On a fly fishing trip through Europe that traversed many countries, I needed the perfect wading boot that was lightweight, durable, and comfortable.
Enter the Simms Flyweight Wading boot. With the weather warming up, I decided what better way to test these boots than some wet wading.
It wasn’t long before I choose the Simms Flyweight boot as my top choice of lightweight boot.
The design of this boot just struck a note with me instantly. I like a boot with a low profile and a sleek look, and this is just what the Simms Flyweight wading boot offered.
Many of my fishing trips can go for a few days, and I like to hike to the remotest areas. The overall look of the Simms looked more than capable for this type of fishing trip.
The tongue of the boot is nicely designed to keep as much gravel and sand out as possible, but if you are wet wading, I still suggest gravel guard socks like the Flyweight wading socks.
If appearance is something that matters to you, these boots are aesthetically pleasing and wouldn’t look out of place on a hiking trail.
The one thing I would have preferred to see in the design of the Flyweight boots is a different lacing setup.
The boot as a whole offers a sleek appearance, but the laces are clunky and cumbersome; even with the speed lacing system, I feel a boa lacing setup would be better suited.
It comes as no surprise that the build quality is top-notch; I wouldn’t expect any less from Simms.
I expect it was quite a challenge for Simms to build such a light boot yet keep durability consistent with their standards.
However, it appears the Flyweight wading boot scores high on both aspects.
The Simms Flyweight wading boots weigh only 40 ounces a pair. The upper part of the boot is synthetic, which contributes to a lot of its flexibility and ultralight weight.
The grip and flexibility of these boots is superb. I was easily able to move up the river stealthily, and there wasn’t a pool I couldn’t reach.
I haven’t found the need to use studs yet as I find the Vibram sole is more than capable for most conditions. However, the Flyweight boots are compatible with the Hardbite wading studs should you find yourself needing more grip.
I found these boots to run slightly big, normally I wear one size up in a wading boot, but with the Flyweights, I wear my normal shoe size for the perfect fit.
This is where the boot really comes into its own. I used these boots wet wading and hiking for days, and they never once floundered.
If I hadn’t known any better, I could easily believe I was wearing my hiking shoes.
While the Flyweight doesn’t off as much support as other wading boots, it hugs your feet nicely, offering just enough ankle support while keeping its flexibility which I found to be a nice trade-off.
I coupled these boots with the Simms Flyweight neoprene wet wading socks for the ultimate match-up, and I believe anyone would be hard-pressed to find a more comfortable setup.

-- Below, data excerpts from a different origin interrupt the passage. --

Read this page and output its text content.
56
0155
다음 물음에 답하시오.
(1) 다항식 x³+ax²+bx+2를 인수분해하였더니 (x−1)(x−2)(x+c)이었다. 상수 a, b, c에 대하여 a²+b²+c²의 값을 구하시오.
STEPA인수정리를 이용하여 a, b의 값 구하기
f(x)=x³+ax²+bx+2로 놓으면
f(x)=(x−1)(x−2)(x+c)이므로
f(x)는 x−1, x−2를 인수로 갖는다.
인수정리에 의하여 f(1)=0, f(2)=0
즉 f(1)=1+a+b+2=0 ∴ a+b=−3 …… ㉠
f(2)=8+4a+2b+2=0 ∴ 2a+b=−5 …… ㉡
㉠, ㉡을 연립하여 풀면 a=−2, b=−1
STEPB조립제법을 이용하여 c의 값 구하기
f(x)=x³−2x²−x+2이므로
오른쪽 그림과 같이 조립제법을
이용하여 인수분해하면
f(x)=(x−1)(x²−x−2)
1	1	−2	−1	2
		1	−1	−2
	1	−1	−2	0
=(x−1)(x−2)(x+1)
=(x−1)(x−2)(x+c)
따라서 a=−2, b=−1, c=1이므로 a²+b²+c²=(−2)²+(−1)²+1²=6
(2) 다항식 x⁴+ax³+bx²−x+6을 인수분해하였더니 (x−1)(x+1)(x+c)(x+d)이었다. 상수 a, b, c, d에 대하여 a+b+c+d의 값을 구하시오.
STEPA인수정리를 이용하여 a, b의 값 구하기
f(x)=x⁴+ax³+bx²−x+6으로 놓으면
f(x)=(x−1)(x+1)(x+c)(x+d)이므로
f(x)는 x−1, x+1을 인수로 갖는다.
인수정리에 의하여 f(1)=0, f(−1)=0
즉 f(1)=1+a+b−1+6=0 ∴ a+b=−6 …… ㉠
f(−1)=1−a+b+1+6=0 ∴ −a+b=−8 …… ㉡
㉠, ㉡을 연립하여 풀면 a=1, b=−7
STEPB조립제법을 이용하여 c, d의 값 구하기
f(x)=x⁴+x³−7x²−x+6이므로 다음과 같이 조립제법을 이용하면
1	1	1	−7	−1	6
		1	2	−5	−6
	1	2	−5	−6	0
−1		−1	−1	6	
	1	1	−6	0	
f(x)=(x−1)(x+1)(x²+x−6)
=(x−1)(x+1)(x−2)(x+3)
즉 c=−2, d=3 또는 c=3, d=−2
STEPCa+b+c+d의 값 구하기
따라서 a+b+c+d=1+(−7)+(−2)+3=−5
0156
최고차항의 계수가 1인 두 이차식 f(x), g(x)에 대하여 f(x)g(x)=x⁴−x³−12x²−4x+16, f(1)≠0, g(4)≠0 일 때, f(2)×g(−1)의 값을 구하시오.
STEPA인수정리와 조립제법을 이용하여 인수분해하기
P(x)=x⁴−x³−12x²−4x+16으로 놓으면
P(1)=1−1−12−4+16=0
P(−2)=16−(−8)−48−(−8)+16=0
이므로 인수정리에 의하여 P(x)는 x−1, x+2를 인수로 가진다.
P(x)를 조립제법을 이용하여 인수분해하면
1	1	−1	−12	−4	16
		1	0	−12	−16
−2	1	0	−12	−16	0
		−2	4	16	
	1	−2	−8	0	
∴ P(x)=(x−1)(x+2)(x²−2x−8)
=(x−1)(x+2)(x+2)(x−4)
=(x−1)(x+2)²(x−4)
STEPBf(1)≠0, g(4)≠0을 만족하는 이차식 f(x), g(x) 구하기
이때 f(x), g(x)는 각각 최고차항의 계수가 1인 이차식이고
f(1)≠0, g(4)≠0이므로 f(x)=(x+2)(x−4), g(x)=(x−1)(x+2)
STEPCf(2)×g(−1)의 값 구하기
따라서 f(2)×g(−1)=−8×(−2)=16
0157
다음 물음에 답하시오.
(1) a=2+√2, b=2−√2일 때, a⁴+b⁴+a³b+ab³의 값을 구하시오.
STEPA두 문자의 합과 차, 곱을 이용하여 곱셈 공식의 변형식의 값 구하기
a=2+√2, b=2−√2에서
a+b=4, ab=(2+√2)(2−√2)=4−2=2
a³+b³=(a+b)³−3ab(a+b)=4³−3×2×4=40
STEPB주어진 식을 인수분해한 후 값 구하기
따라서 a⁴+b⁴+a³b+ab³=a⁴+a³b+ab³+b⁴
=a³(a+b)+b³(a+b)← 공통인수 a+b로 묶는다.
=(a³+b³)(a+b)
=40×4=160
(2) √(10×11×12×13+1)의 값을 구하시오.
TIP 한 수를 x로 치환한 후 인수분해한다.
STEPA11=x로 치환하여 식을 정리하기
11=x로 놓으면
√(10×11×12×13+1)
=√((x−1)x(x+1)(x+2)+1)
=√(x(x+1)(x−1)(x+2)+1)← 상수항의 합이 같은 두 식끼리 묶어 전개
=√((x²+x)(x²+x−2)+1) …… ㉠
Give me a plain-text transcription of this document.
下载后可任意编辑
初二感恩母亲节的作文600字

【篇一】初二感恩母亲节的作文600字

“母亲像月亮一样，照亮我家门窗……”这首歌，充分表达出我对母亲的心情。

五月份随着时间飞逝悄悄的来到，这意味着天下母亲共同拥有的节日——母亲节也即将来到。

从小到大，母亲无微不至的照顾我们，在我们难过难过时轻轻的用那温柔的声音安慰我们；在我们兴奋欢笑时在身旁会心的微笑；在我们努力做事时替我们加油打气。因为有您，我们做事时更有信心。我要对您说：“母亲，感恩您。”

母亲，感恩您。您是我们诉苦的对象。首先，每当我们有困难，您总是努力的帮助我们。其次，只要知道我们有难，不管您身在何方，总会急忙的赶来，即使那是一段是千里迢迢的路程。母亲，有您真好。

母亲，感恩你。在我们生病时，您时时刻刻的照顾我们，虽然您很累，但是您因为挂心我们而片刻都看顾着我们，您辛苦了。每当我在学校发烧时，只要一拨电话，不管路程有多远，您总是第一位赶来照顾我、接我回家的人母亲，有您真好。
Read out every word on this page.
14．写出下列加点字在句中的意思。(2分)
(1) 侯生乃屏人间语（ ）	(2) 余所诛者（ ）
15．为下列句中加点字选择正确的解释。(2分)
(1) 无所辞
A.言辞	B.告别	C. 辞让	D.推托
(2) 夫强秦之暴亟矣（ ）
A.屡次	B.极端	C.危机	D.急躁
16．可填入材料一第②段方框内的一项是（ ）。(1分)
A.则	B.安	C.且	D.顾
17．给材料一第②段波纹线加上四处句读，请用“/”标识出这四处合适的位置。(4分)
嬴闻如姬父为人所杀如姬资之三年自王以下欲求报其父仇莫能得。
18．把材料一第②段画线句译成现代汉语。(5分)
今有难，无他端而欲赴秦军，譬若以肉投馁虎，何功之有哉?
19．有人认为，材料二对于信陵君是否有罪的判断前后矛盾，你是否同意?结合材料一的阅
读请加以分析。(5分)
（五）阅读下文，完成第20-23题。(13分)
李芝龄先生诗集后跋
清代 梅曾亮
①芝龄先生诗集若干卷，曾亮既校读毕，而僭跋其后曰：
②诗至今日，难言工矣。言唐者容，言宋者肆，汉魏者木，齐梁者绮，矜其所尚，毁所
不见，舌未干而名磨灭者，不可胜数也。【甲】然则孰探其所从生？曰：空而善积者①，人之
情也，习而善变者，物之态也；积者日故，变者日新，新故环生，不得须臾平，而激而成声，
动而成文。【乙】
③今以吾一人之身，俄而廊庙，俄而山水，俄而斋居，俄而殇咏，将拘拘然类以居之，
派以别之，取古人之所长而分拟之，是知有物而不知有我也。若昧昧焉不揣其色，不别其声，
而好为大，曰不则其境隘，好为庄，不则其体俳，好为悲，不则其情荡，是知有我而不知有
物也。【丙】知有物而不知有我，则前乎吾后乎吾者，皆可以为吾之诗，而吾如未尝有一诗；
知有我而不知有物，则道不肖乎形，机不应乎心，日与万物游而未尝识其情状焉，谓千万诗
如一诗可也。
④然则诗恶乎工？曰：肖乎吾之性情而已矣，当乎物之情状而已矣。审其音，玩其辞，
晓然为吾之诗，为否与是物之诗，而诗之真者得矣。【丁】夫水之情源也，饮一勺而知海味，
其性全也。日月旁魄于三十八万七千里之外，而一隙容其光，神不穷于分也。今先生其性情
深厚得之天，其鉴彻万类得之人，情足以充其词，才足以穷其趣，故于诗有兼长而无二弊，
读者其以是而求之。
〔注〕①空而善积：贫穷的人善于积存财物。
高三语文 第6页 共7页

The Simms Flyweight sock is 2.5mm neoprene, with a built-in gravel guard. The gravel guard has a silicone grip and a lace hook that connects to your Flyweight boots. I was fishing in quite fast water, and the guard didn’t lift once.
When comparing these to the Simms Tributary wading boot, the difference is night and day in terms of comfort. The Flyweights make the Tributary boots feel stiff and clunky.
Simms Flyweight wading boots pros and cons
- Super comfortable with excellent cushioning
- Low profile offers a lot of agility
- Vibram sole provides unparralelled grip
- As light as a pair of hiking boots
- Perfect for wet wading
- I would prefer a different lacing setup; not everyone might feel this way
- Doesn’t dry as fast as the Tributary Wading Boots
I almost feel like Simms made these boots for me. I like to cover ground and try out new areas regularly. If this is your style of fishing, you won’t regret buying a pair of the Simms Flyweight wading boots.
These boots have no issue doubling as a hiking boot, and they are all you need to bring for some backcountry, or in my case, mountain fishing.
However, if you like to fish the same local spots and not move much, I feel like these boots might be overkill. There are better options on the market, like the Simms Tributary.
I feel the price point of the Flyweight boots is more than reasonable given the quality of the boot and what I can only imagine the R&D cost.